10. Force Majeure. Neither party shall be deemed in default or otherwise liable under this Agreement due to its inability to perform its obligations by reason of any fire, earthquake, flood, substantial snowstorm, epidemic, accident, explosion, casualty, strike, lockout, labor controversy, riot, civil disturbance, act of public enemy, embargo, war, terrorist act, act of God, or any municipal, county, state or national ordinance or law, or any executive, administrative or judicial order (which order is not the result of any act or omission which would constitute a default hereunder), or any other or similar cause beyond that party’s control.
11. Governing Law. This Agreement and all matters or issues related thereto shall be governed by the internal laws of the State of New York without regard to choice of law rules.
12. Assignment. Neither End User nor ABS may assign or transfer this Agreement without the prior written consent of the other. Notwithstanding the foregoing, however, ABS may delegate any portion of its responsibilities to a sub-contractor or may assign or transfer this Agreement, at its discretion, upon notice to End User, to any ABS affiliate provided that the assignee is capable of assuming, and agrees to assume, all of ABS’s obligations under this Agreement. Any purported assignment or transfer in violation of the foregoing shall be null and void.
13. Severability.

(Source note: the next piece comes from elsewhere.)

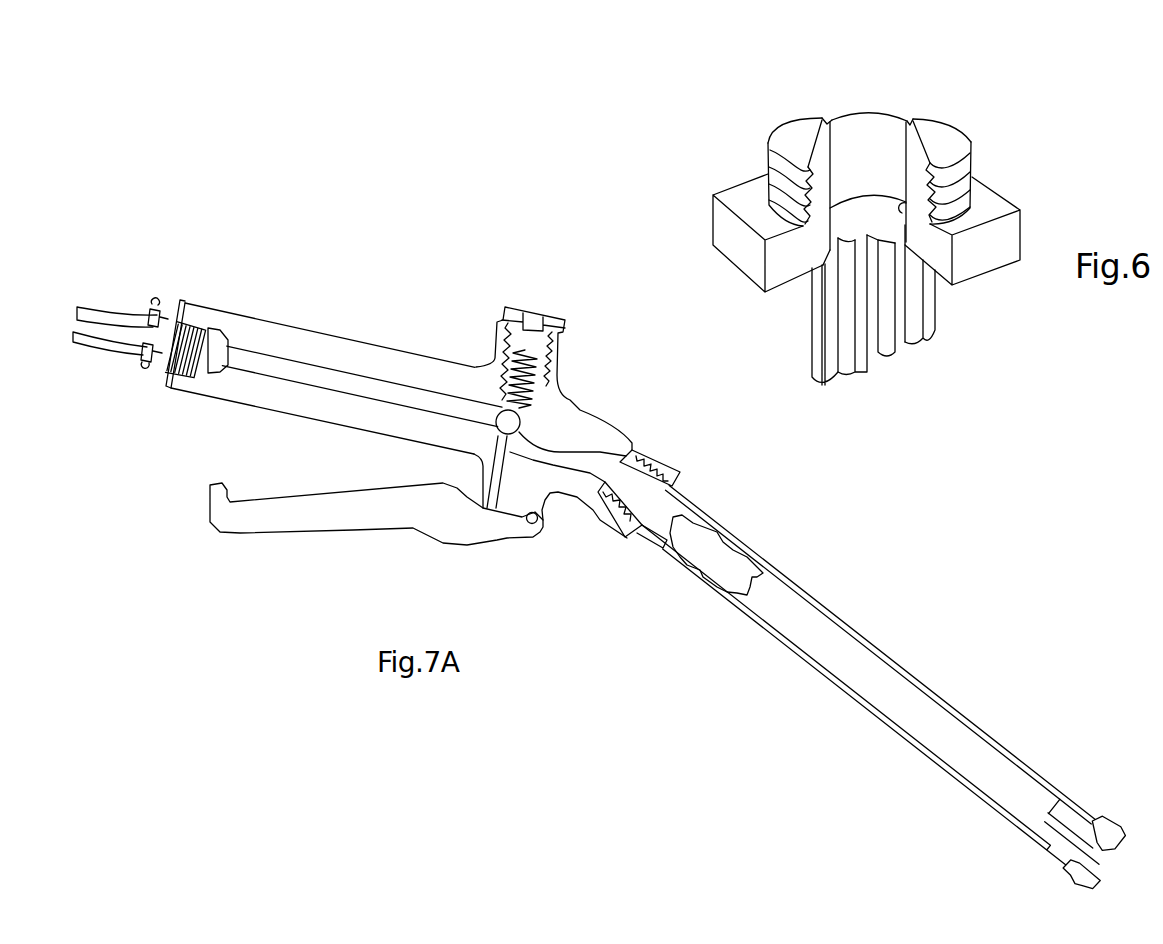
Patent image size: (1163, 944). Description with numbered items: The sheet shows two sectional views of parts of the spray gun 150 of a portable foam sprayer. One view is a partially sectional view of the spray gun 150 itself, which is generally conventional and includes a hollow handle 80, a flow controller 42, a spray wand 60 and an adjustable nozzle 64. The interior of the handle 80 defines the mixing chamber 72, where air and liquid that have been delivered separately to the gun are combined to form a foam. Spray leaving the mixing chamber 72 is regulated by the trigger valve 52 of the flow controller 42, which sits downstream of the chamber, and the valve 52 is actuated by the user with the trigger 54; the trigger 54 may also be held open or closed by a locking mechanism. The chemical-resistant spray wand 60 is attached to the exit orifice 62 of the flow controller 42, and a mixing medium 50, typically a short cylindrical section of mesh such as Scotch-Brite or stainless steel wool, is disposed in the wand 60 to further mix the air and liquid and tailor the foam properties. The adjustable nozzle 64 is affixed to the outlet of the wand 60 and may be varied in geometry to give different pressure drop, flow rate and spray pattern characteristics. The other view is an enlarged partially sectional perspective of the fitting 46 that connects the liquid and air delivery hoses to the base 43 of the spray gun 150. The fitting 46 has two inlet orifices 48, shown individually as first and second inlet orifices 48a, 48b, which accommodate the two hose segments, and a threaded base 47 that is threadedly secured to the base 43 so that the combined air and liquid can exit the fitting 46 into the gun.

The invalidity or unenforceability of any provision of this Agreement shall not affect the validity or enforceability of any other provision. In the event that any provision of this Agreement is determined to be invalid, unenforceable or otherwise illegal, such provision shall be deemed restated, in accordance with applicable law, to reflect as nearly as possible the original intentions of the parties, and the remainder of the Agreement shall be in full force and effect.
14. Waiver. No term or condition of this Agreement shall be deemed waived, and no breach shall be deemed excused, unless such waiver or excuse is in writing and is executed by the party against whom such waiver or excuse is claimed.
15. Entire Agreement. This Agreement contains the entire agreement and understanding between the parties with regard to the subject matter hereof, and supersedes all prior and contemporaneous oral or written agreements and representations.
16. Notices. All notices, demands and other communications hereunder shall be in writing, shall be delivered by one of the methods described in this Section 16, and shall be deemed to have been duly given: (i) three (3) business days from the date of mailing if sent by certified mail, postage prepaid; (ii) when received, if delivered by overnight courier; (iii) when received, if delivered by facsimile transmission; or (iv) when received, if delivered by email. Notices to End User shall be sent to the postal address, facsimile number, or email address stated in the online Site Editor’s Registration form. Notices to ABS (including any change to End User’s address information) shall be sent to: ForMinistry.com; 14120 Parke Long Court, Ste. 204, Chantilly, Virginia 20151; ; facsimile no. 703-621-2001; email email@example.com, or changed online by editing the Site Editor’s Profile.
17. Dispute Resolution. Both parties recognize that conflicts or disputes may occasionally arise. If any dispute cannot be resolved in private meetings, the parties mutually agree, as an alternative to litigation, to enter into mediation and, if mediation is unsuccessful, legally binding arbitration in accordance with the rules of the Institute for Christian Conciliation of Peacemakers Ministries, as set forth at www.hispeace.org. The parties agree that any arbitration award may be entered in any court having jurisdiction over the subject matter or parties. The parties understand that these methods shall be the sole remedy for any controversy or claim arising out of this Agreement or the subject matter hereof (including but not limited to any disputes regarding indemnification obligations under Section 9 above), and expressly waive their right to file a lawsuit or claim against one another for such disputes, except to enforce an arbitration decision.